Too soft? Yeah, okay. You've got me there.

I've driven past John nearly every day for weeks. Through the excessive heat warnings, the temperature map plastered on Drudge, the dire predictions of death's imminence if you step outside, there's John. Sitting off SH 97. Waiting to grab customers leaving Sand Springs and heading toward Sapulpa. And hoping they might fancy a fresh watermelon.

In the, aghast, triple digit temperatures.

When I asked him how he handled the heat, he simply said, in this very country boy voice, "I'm use to it. I didn't have an air-conditioner until 2009."

And there you have it. John's tough.

He is, by the way. Quite so. I don't know if he's a man of integrity or honor, of intelligence or information, he could be all of those things. Or none of them. I only spoke to him for a quarter of an hour, and that included getting interrupted by customers and losing my pen twice.

He is, however, a worker. When I asked him why he does it, he simply said, "You've got to do something."

That you do.

John use to lay cement. He still does to fill in the payroll gaps. It's work few people want because, and we come back to this, they're soft. And he isn't. Not a point he makes for vainglory sake. Just a reason why he can always find work.

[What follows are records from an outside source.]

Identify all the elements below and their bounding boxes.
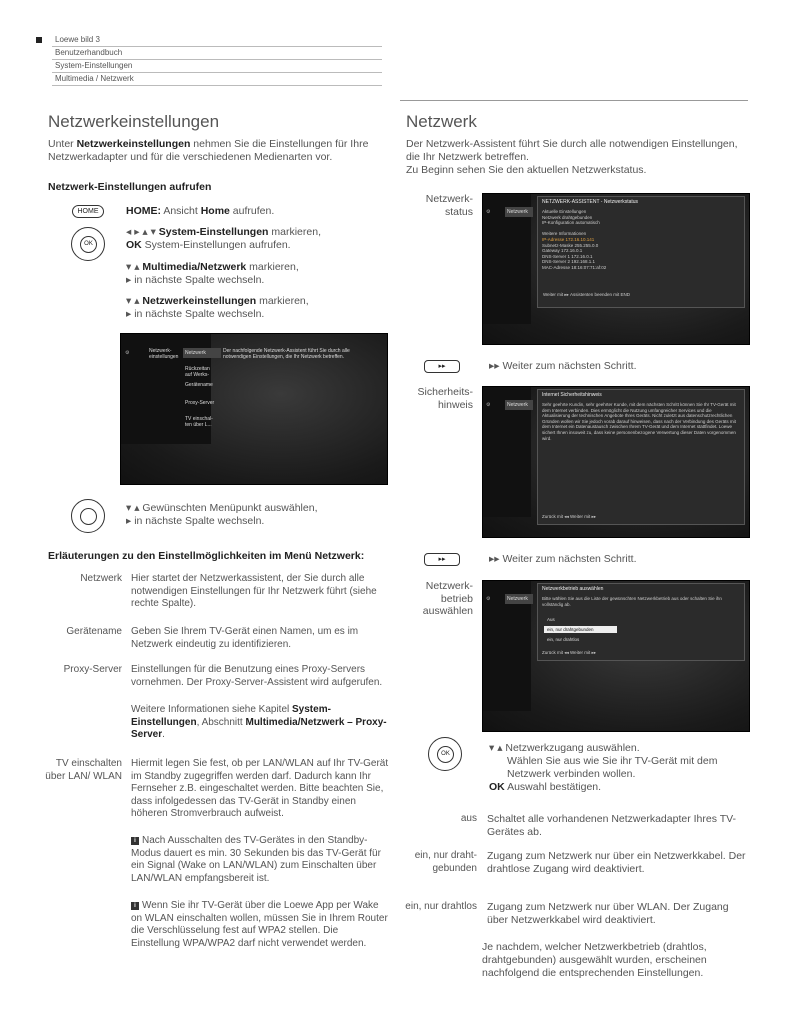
menu-screenshot xyxy=(120,333,388,485)
step-system: ◂ ▸ ▴ ▾ System-Einstellungen markieren, OK System-Einstellungen aufrufen. xyxy=(126,226,321,251)
menu-item: Netzwerk xyxy=(505,400,533,410)
ok-pad-icon xyxy=(71,499,105,533)
menu-col-label: Netzwerk-einstellungen xyxy=(149,348,179,360)
header-marker xyxy=(36,37,42,43)
dialog-footer: Zurück mit ◂◂ Weiter mit ▸▸ xyxy=(542,514,596,519)
section-heading: Erläuterungen zu den Einstellmöglichkeiten im Menü Netzwerk: xyxy=(48,550,365,562)
fast-forward-button-icon: ▸▸ xyxy=(424,360,460,373)
next-step-text: ▸▸ Weiter zum nächsten Schritt. xyxy=(489,360,637,372)
section-heading: Netzwerk-Einstellungen aufrufen xyxy=(48,181,212,193)
info-icon: i xyxy=(131,837,139,845)
ok-pad-icon: OK xyxy=(71,227,105,261)
intro-text: Unter Netzwerkeinstellungen nehmen Sie die Einstellungen für Ihre Netzwerkadapter und für die verschiedenen Medienarten vor. xyxy=(48,138,369,163)
ok-pad-icon: OK xyxy=(428,737,462,771)
def-text: Geben Sie Ihrem TV-Gerät einen Namen, um es im Netzwerk eindeutig zu identifizieren. xyxy=(131,626,359,650)
gear-icon: ⚙ xyxy=(486,209,491,215)
menu-item: Netzwerk xyxy=(505,207,533,217)
menu-item: Netzwerk xyxy=(183,348,221,358)
def-label: Netzwerk xyxy=(80,573,122,584)
option-label: ein, nur drahtlos xyxy=(405,901,477,912)
dialog-title: Netzwerkbetrieb auswählen xyxy=(542,586,604,592)
step-home: HOME: Ansicht Home aufrufen. xyxy=(126,205,275,217)
menu-item: Proxy-Server xyxy=(185,400,215,406)
option-label: aus xyxy=(460,813,477,824)
step-multimedia: ▾ ▴ Multimedia/Netzwerk markieren, ▸ in nächste Spalte wechseln. xyxy=(126,261,299,286)
dialog-title: NETZWERK-ASSISTENT - Netzwerkstatus xyxy=(542,199,639,205)
menu-item: TV einschal-ten über L... xyxy=(185,416,213,428)
info-note: i Nach Ausschalten des TV-Gerätes in den Standby-Modus dauert es min. 30 Sekunden bis das TV-Gerät für ein Signal (Wake on LAN/WLAN) zum Einschalten über LAN/WLAN empfangsbereit ist. xyxy=(131,835,381,884)
security-dialog xyxy=(537,389,745,525)
def-text: Weitere Informationen siehe Kapitel System-Einstellungen, Abschnitt Multimedia/Netzwerk – Proxy-Server. xyxy=(131,704,387,740)
mode-dialog xyxy=(537,583,745,661)
dialog-lines: Aktuelle Einstellungen Netzwerk drahtgebunden IP-Konfiguration automatisch Weitere Informationen IP-Adresse 172.16.10.141 Subnetz-Maske 255.255.0.0 Gateway 172.16.0.1 DNS-Server 1 172.16.0.1 DNS-Server 2 192.168.1.1 MAC-Adresse 18:16:07:71:af:02 xyxy=(542,209,607,270)
closing-text: Je nachdem, welcher Netzwerkbetrieb (drahtlos, drahtgebunden) ausgewählt wurden, erscheinen nachfolgend die entsprechenden Einstellungen. xyxy=(482,941,707,979)
option-text: Zugang zum Netzwerk nur über ein Netzwerkkabel. Der drahtlose Zugang wird deaktiviert. xyxy=(487,850,746,875)
fast-forward-button-icon: ▸▸ xyxy=(424,553,460,566)
screen-label: Sicherheits-hinweis xyxy=(417,386,473,411)
next-step-text: ▸▸ Weiter zum nächsten Schritt. xyxy=(489,553,637,565)
def-text: Hiermit legen Sie fest, ob per LAN/WLAN auf Ihr TV-Gerät im Standby zugegriffen werden darf. Dadurch kann Ihr Fernseher z.B. eingeschaltet werden. Bitte beachten Sie, dass infolgedessen das TV-Gerät in Standby einen höheren Stromverbrauch aufweist. xyxy=(131,758,389,819)
step-select: ▾ ▴ Gewünschten Menüpunkt auswählen, ▸ in nächste Spalte wechseln. xyxy=(126,502,318,527)
menu-item: Rückzeitan auf Werks- xyxy=(185,366,210,378)
dialog-text: Sehr geehrte Kundin, sehr geehrter Kunde, mit dem nächsten Schritt können Sie Ihr TV-Gerät mit dem Internet verbinden. Dies ermöglicht die Nutzung umfangreicher Services und die Aktualisierung der technischen Angebote Ihres Geräts. Nicht zuletzt aus datenschutzrechtlichen Gründen wollen wir Sie jedoch vorab darauf hinweisen, dass nach der Verbindung des Geräts mit dem Internet ein Datenaustausch zwischen Ihrem TV-Gerät und dem Internet stattfindet. Loewe sichert Ihnen insoweit zu, dass keine personenbezogene Verwertung dieser Daten vorgenommen wird. xyxy=(542,402,736,441)
menu-info: Der nachfolgende Netzwerk-Assistent führt Sie durch alle notwendigen Einstellungen, die Ihr Netzwerk betreffen. xyxy=(223,348,350,360)
def-text: Einstellungen für die Benutzung eines Proxy-Servers vornehmen. Der Proxy-Server-Assistent wird aufgerufen. xyxy=(131,664,383,688)
gear-icon: ⚙ xyxy=(125,350,130,356)
security-screenshot xyxy=(482,386,750,538)
mode-screenshot xyxy=(482,580,750,732)
gear-icon: ⚙ xyxy=(486,596,491,602)
header-row: System-Einstellungen xyxy=(52,60,382,73)
option-item: Aus xyxy=(547,617,555,622)
def-label: Proxy-Server xyxy=(63,664,122,675)
header-row: Multimedia / Netzwerk xyxy=(52,73,382,86)
step-netzwerk: ▾ ▴ Netzwerkeinstellungen markieren, ▸ in nächste Spalte wechseln. xyxy=(126,295,309,320)
def-label: TV einschalten über LAN/ WLAN xyxy=(45,758,122,782)
header-row: Benutzerhandbuch xyxy=(52,47,382,60)
dialog-title: Internet Sicherheitshinweis xyxy=(542,392,602,398)
def-label: Gerätename xyxy=(66,626,122,637)
status-screenshot xyxy=(482,193,750,345)
option-label: ein, nur draht-gebunden xyxy=(414,850,477,874)
option-item-selected: ein, nur drahtgebunden xyxy=(544,626,617,633)
option-item: ein, nur drahtlos xyxy=(547,637,580,642)
option-text: Zugang zum Netzwerk nur über WLAN. Der Zugang über Netzwerkkabel wird deaktiviert. xyxy=(487,901,729,926)
gear-icon: ⚙ xyxy=(486,402,491,408)
menu-item: Netzwerk xyxy=(505,594,533,604)
home-button-icon: HOME xyxy=(72,205,104,218)
intro-text: Der Netzwerk-Assistent führt Sie durch alle notwendigen Einstellungen, die Ihr Netzwerk betreffen. Zu Beginn sehen Sie den aktuellen Netzwerkstatus. xyxy=(406,138,738,176)
header-row: Loewe bild 3 xyxy=(52,34,382,47)
option-text: Schaltet alle vorhandenen Netzwerkadapter Ihres TV-Gerätes ab. xyxy=(487,813,737,838)
screen-label: Netzwerk-betrieb auswählen xyxy=(422,580,473,617)
info-note: i Wenn Sie ihr TV-Gerät über die Loewe App per Wake on WLAN einschalten wollen, müssen Sie in Ihrem Router die Verschlüsselung fest auf WPA2 stellen. Die Einstellung WPA/WPA2 darf nicht verwendet werden. xyxy=(131,900,388,949)
menu-item: Gerätename xyxy=(185,382,213,388)
divider xyxy=(400,100,748,101)
dialog-text: Bitte wählen Sie aus die Liste der gewünschten Netzwerkbetrieb aus oder schalten Sie ihn vollständig ab. xyxy=(542,596,722,607)
def-text: Hier startet der Netzwerkassistent, der Sie durch alle notwendigen Einstellungen für Ihr Netzwerk führt (siehe rechte Spalte). xyxy=(131,573,377,609)
page-title: Netzwerkeinstellungen xyxy=(48,112,220,131)
dialog-footer: Weiter mit ▸▸ Assistenten beenden mit END xyxy=(543,292,630,297)
screen-label: Netzwerk-status xyxy=(425,193,473,218)
select-step: ▾ ▴ Netzwerkzugang auswählen. Wählen Sie aus wie Sie ihr TV-Gerät mit dem Netzwerk verbinden wollen. OK Auswahl bestätigen. xyxy=(489,742,718,793)
dialog-footer: Zurück mit ◂◂ Weiter mit ▸▸ xyxy=(542,650,596,655)
section-title: Netzwerk xyxy=(406,112,477,131)
info-icon: i xyxy=(131,902,139,910)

He sells watermelon in the summer, hay in the winter and spring and fall, and works a few cows in between time. That all came after a short duration of hauling. It didn't, however, pay the bills and so he had to move on.

No nest egg. No unemployment benefits. He just moved on to whatever work was before him.

"Are you making money selling these?" I asked this after one of John's customers asked me if I like watermelons and I accidentally answered honestly. No, not really. I should have used more creativity to get out of that one.

Yes. He's making money. He's sold 1,025 watermelons in five weeks. Or, another way to look at it, he and his business partner have sold 38,700 pounds of watery fruit. To put that in other terms, John has sold the weight equivalent of 500 books, four SUVs, and two killer whales.

That's a lot of fruit.

He drives 350 miles one way to Texas to pick them up, and then all the way back to sit in the brutal heat. Within weeks, or even one, John says there won't be any more watermelon. So he's got only days to turn his last load around.

"If you'd wear a green-stripped t-shirt, we could sell these in an hour," he told me.

Aww, shucks. Thanks. But today I wore red.

John is one of those rare breads in American culture. He works without complaint and does whatever needs to be done. And doesn't believe life is unfair, he's been short-changed, and someone owes him recompense.

Though, if you wanted to buy him a cold beer, he'd drink it.

"I have to do something."

He didn't take my compliments easily. I admire that kind of tenacity, that kind of work ethic, that kind of pioneer spirit. When I told him I saw that in him, he just did more hemming and hawing and a little grin here or there.

"So, what do you do with your down time out here?"

"I just sit," he said, back to polishing those money makers. "I figure out when I'm going to go bankrupt and how long before I'm living out here in my truck." Then he laughs. "Nah, I'm just kidding. I'm going to be just fine."